There is a comercially available compound that is mixed with water and placed into drilled holes that expands and breaks up reinforced concrete foundations. I have seen this used in chem plants and refineries. You can Google concrete breaking expanding compound.
HTH
 
The black powder will work, but black powder is scary in things like that and you might find out you're into the unauthorized/improvised explosives category. Most of BATF folks that do firearms and explosives got moved into homeland security but I'm betting they still don't have a sense of humor. To tell you about the BATF boys, when in Explosive Ordinance Disposal School they told us anytime we had to deal with BATF we were not going to have a good day because they did not have a sense of humor.
 
WE have removed large rocks by digging around them to the depth of the rock. Then dug a taper grade, wrapped chain to make the rock roll up the grade. Takes a lot less pulling prower to roll them than to pull them.
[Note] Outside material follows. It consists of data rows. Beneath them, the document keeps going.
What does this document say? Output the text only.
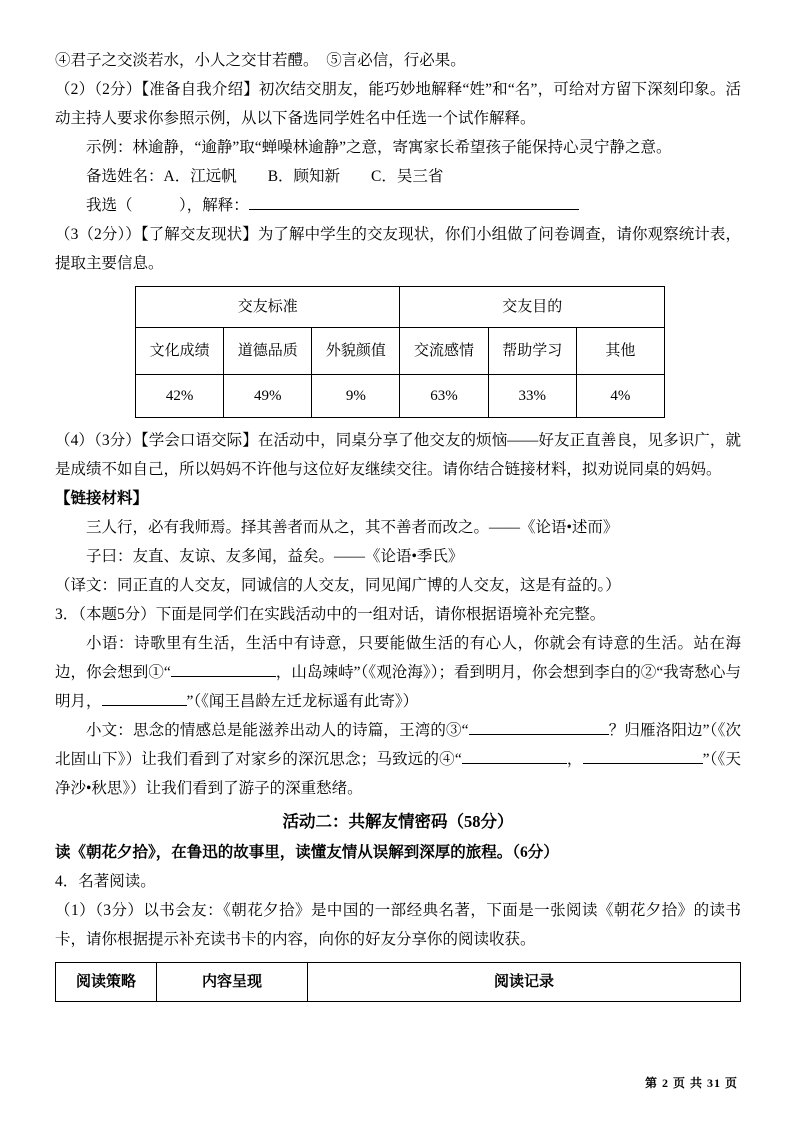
④君子之交淡若水，小人之交甘若醴。　⑤言必信，行必果。

（2）（2分）【准备自我介绍】初次结交朋友，能巧妙地解释“姓”和“名”，可给对方留下深刻印象。活动主持人要求你参照示例，从以下备选同学姓名中任选一个试作解释。

示例：林逾静，“逾静”取“蝉噪林逾静”之意，寄寓家长希望孩子能保持心灵宁静之意。

备选姓名：A．江远帆　　B．顾知新　　C．吴三省

我选（　　　），解释：

（3（2分））【了解交友现状】为了解中学生的交友现状，你们小组做了问卷调查，请你观察统计表，提取主要信息。

交友标准			交友目的		
文化成绩	道德品质	外貌颜值	交流感情	帮助学习	其他
42%	49%	9%	63%	33%	4%

（4）（3分）【学会口语交际】在活动中，同桌分享了他交友的烦恼——好友正直善良，见多识广，就是成绩不如自己，所以妈妈不许他与这位好友继续交往。请你结合链接材料，拟劝说同桌的妈妈。

【链接材料】

三人行，必有我师焉。择其善者而从之，其不善者而改之。——《论语•述而》

子曰：友直、友谅、友多闻，益矣。——《论语•季氏》

（译文：同正直的人交友，同诚信的人交友，同见闻广博的人交友，这是有益的。）

3．（本题5分）下面是同学们在实践活动中的一组对话，请你根据语境补充完整。

小语：诗歌里有生活，生活中有诗意，只要能做生活的有心人，你就会有诗意的生活。站在海边，你会想到①“	，山岛竦峙”（《观沧海》）；看到明月，你会想到李白的②“我寄愁心与明月，	”（《闻王昌龄左迁龙标遥有此寄》）

小文：思念的情感总是能滋养出动人的诗篇，王湾的③“	？归雁洛阳边”（《次北固山下》）让我们看到了对家乡的深沉思念；马致远的④“	，	”（《天净沙•秋思》）让我们看到了游子的深重愁绪。

活动二：共解友情密码（58分）

读《朝花夕拾》，在鲁迅的故事里，读懂友情从误解到深厚的旅程。（6分）

4．名著阅读。

（1）（3分）以书会友：《朝花夕拾》是中国的一部经典名著，下面是一张阅读《朝花夕拾》的读书卡，请你根据提示补充读书卡的内容，向你的好友分享你的阅读收获。

阅读策略	内容呈现	阅读记录
第 2 页 共 31 页
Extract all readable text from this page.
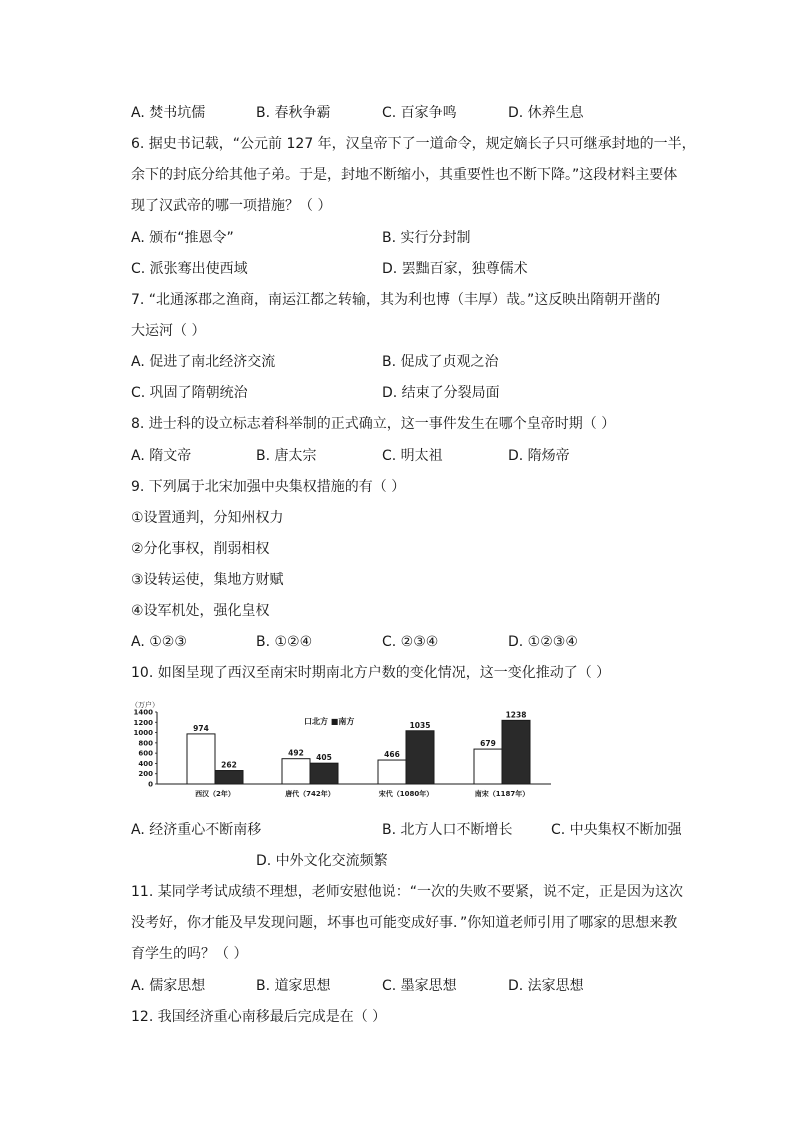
A. 焚书坑儒	B. 春秋争霸	C. 百家争鸣	D. 休养生息
6. 据史书记载，“公元前 127 年，汉皇帝下了一道命令，规定嫡长子只可继承封地的一半，
余下的封底分给其他子弟。于是，封地不断缩小，其重要性也不断下降。”这段材料主要体
现了汉武帝的哪一项措施？（ ）
A. 颁布“推恩令”	B. 实行分封制
C. 派张骞出使西域	D. 罢黜百家，独尊儒术
7. “北通涿郡之渔商，南运江都之转输，其为利也博（丰厚）哉。”这反映出隋朝开凿的
大运河（ ）
A. 促进了南北经济交流	B. 促成了贞观之治
C. 巩固了隋朝统治	D. 结束了分裂局面
8. 进士科的设立标志着科举制的正式确立，这一事件发生在哪个皇帝时期（ ）
A. 隋文帝	B. 唐太宗	C. 明太祖	D. 隋炀帝
9. 下列属于北宋加强中央集权措施的有（ ）
①设置通判，分知州权力
②分化事权，削弱相权
③设转运使，集地方财赋
④设军机处，强化皇权
A. ①②③	B. ①②④	C. ②③④	D. ①②③④
10. 如图呈现了西汉至南宋时期南北方户数的变化情况，这一变化推动了（ ）
（万户）
0
200
400
600
800
1000
1200
1400
口北方 ■南方
974
262
492 405	466
1035
679
1238
西汉（2年）	唐代（742年）	宋代（1080年）	南宋（1187年）
A. 经济重心不断南移	B. 北方人口不断增长	C. 中央集权不断加强
D. 中外文化交流频繁
11. 某同学考试成绩不理想，老师安慰他说：“一次的失败不要紧，说不定，正是因为这次
没考好，你才能及早发现问题，坏事也可能变成好事．”你知道老师引用了哪家的思想来教
育学生的吗？（ ）
A. 儒家思想	B. 道家思想	C. 墨家思想	D. 法家思想
12. 我国经济重心南移最后完成是在（ ）
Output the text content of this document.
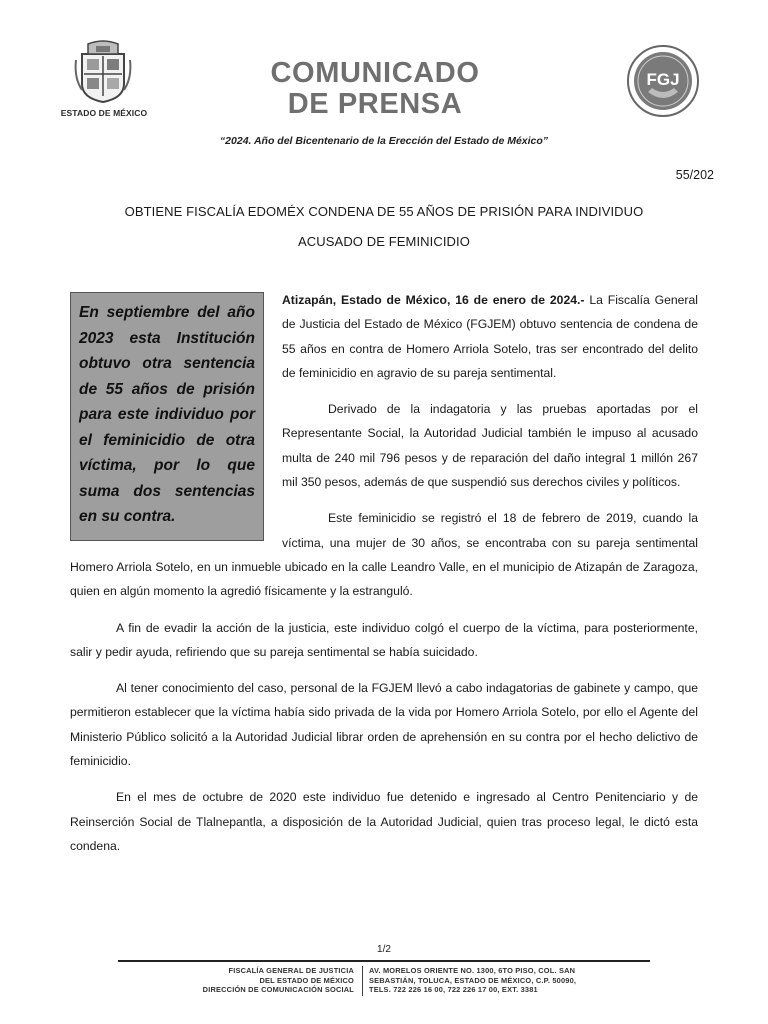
ESTADO DE MÉXICO
COMUNICADO
DE PRENSA
FGJ
“2024. Año del Bicentenario de la Erección del Estado de México”
55/202
OBTIENE FISCALÍA EDOMÉX CONDENA DE 55 AÑOS DE PRISIÓN PARA INDIVIDUO
ACUSADO DE FEMINICIDIO
En septiembre del año 2023 esta Institución obtuvo otra sentencia de 55 años de prisión para este individuo por el feminicidio de otra víctima, por lo que suma dos sentencias en su contra.

Atizapán, Estado de México, 16 de enero de 2024.- La Fiscalía General de Justicia del Estado de México (FGJEM) obtuvo sentencia de condena de 55 años en contra de Homero Arriola Sotelo, tras ser encontrado del delito de feminicidio en agravio de su pareja sentimental.

Derivado de la indagatoria y las pruebas aportadas por el Representante Social, la Autoridad Judicial también le impuso al acusado multa de 240 mil 796 pesos y de reparación del daño integral 1 millón 267 mil 350 pesos, además de que suspendió sus derechos civiles y políticos.

Este feminicidio se registró el 18 de febrero de 2019, cuando la víctima, una mujer de 30 años, se encontraba con su pareja sentimental Homero Arriola Sotelo, en un inmueble ubicado en la calle Leandro Valle, en el municipio de Atizapán de Zaragoza, quien en algún momento la agredió físicamente y la estranguló.

A fin de evadir la acción de la justicia, este individuo colgó el cuerpo de la víctima, para posteriormente, salir y pedir ayuda, refiriendo que su pareja sentimental se había suicidado.

Al tener conocimiento del caso, personal de la FGJEM llevó a cabo indagatorias de gabinete y campo, que permitieron establecer que la víctima había sido privada de la vida por Homero Arriola Sotelo, por ello el Agente del Ministerio Público solicitó a la Autoridad Judicial librar orden de aprehensión en su contra por el hecho delictivo de feminicidio.

En el mes de octubre de 2020 este individuo fue detenido e ingresado al Centro Penitenciario y de Reinserción Social de Tlalnepantla, a disposición de la Autoridad Judicial, quien tras proceso legal, le dictó esta condena.

1/2
FISCALÍA GENERAL DE JUSTICIA
DEL ESTADO DE MÉXICO
DIRECCIÓN DE COMUNICACIÓN SOCIAL
AV. MORELOS ORIENTE NO. 1300, 6TO PISO, COL. SAN
SEBASTIÁN, TOLUCA, ESTADO DE MÉXICO, C.P. 50090,
TELS. 722 226 16 00, 722 226 17 00, EXT. 3381
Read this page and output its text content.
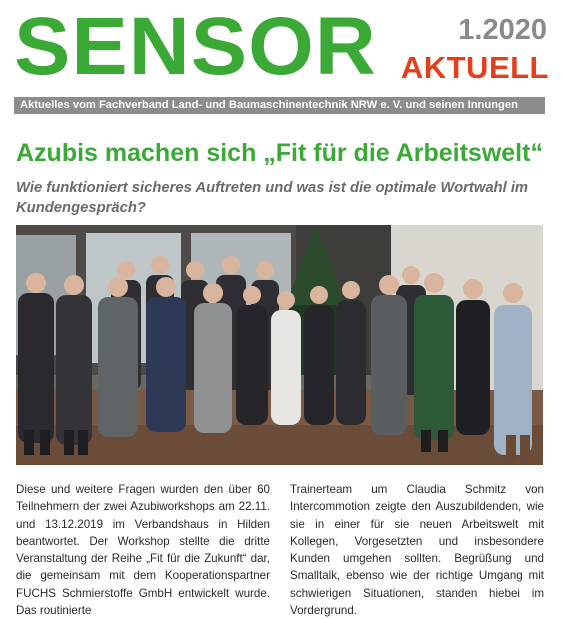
SENSOR	1.2020
AKTUELL
Aktuelles vom Fachverband Land- und Baumaschinentechnik NRW e. V. und seinen Innungen
Azubis machen sich „Fit für die Arbeitswelt“
Wie funktioniert sicheres Auftreten und was ist die optimale Wortwahl im Kundengespräch?
Diese und weitere Fragen wurden den über 60 Teilnehmern der zwei Azubiworkshops am 22.11. und 13.12.2019 im Verbandshaus in Hilden beantwortet. Der Workshop stellte die dritte Veranstaltung der Reihe „Fit für die Zukunft“ dar, die gemeinsam mit dem Kooperationspartner FUCHS Schmierstoffe GmbH entwickelt wurde. Das routinierte
Trainerteam um Claudia Schmitz von Intercommotion zeigte den Auszubildenden, wie sie in einer für sie neuen Arbeitswelt mit Kollegen, Vorgesetzten und insbesondere Kunden umgehen sollten. Begrüßung und Smalltalk, ebenso wie der richtige Umgang mit schwierigen Situationen, standen hiebei im Vordergrund.
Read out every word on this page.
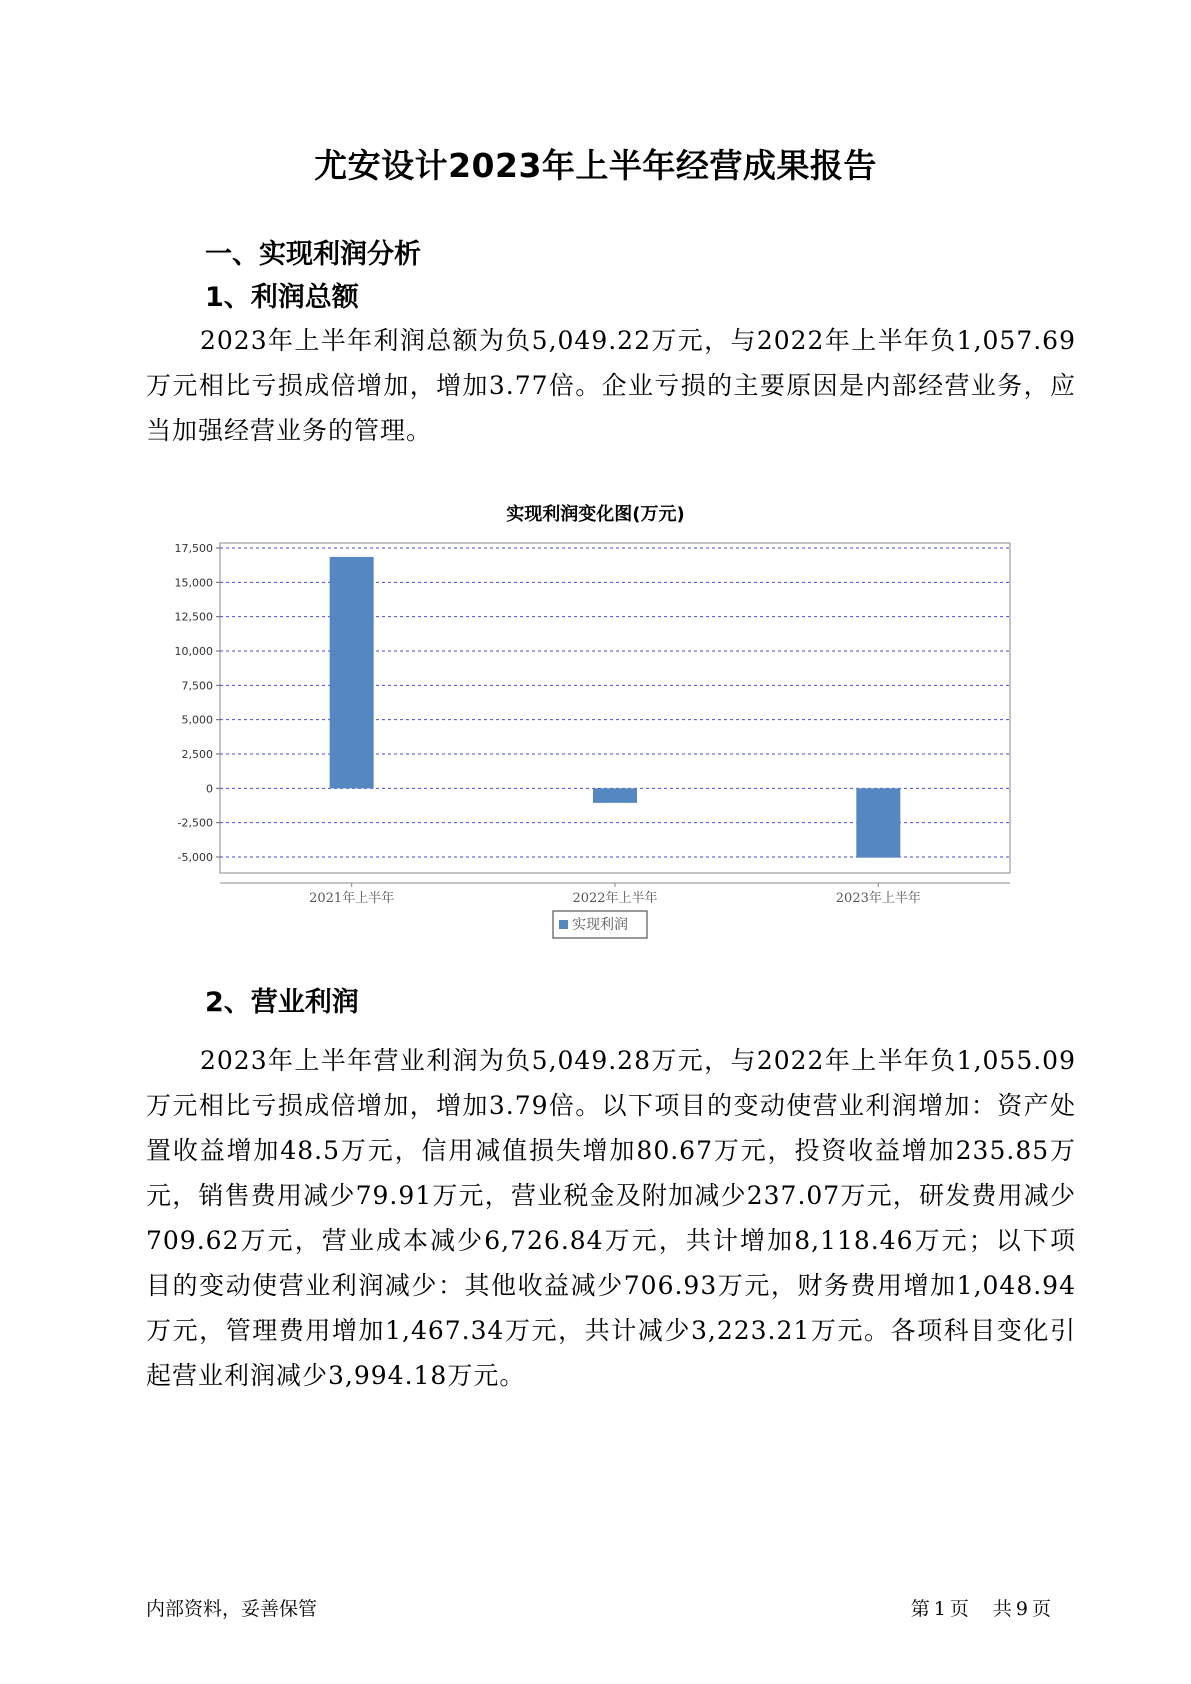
尤安设计2023年上半年经营成果报告
一、实现利润分析
1、利润总额
2023年上半年利润总额为负5,049.22万元，与2022年上半年负1,057.69万元相比亏损成倍增加，增加3.77倍。企业亏损的主要原因是内部经营业务，应当加强经营业务的管理。
实现利润变化图(万元)
17,500
15,000
12,500
10,000
7,500
5,000
2,500
0
-2,500
-5,000
2021年上半年	2022年上半年	2023年上半年
实现利润
2、营业利润
2023年上半年营业利润为负5,049.28万元，与2022年上半年负1,055.09万元相比亏损成倍增加，增加3.79倍。以下项目的变动使营业利润增加：资产处置收益增加48.5万元，信用减值损失增加80.67万元，投资收益增加235.85万元，销售费用减少79.91万元，营业税金及附加减少237.07万元，研发费用减少709.62万元，营业成本减少6,726.84万元，共计增加8,118.46万元；以下项目的变动使营业利润减少：其他收益减少706.93万元，财务费用增加1,048.94万元，管理费用增加1,467.34万元，共计减少3,223.21万元。各项科目变化引起营业利润减少3,994.18万元。
内部资料，妥善保管	第 1 页 共 9 页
My brother worked a coupla days and rolled one out with his 4020 that Dad had to hook his 1800 on ahead of the 4020 to drag it out of the field.
 
We have the same problem in our hay fields. We do the following:
1) try the pallet forks on one, then two tractors at a time. Can get up to fridge sized rocks this way.
2) Generator, rotary hammer and either cracking powder or pins and feathers. The pins and feathers are a lot of work, but the results are immediate. The cracking stuff takes a day and doesn't work well on soft ledge type rocks.
 
Here"s how we dealt with the ones in our pasture. This one was too big for the "hoe to pick up so he buried it so that the top of it was 3 feet below the ground.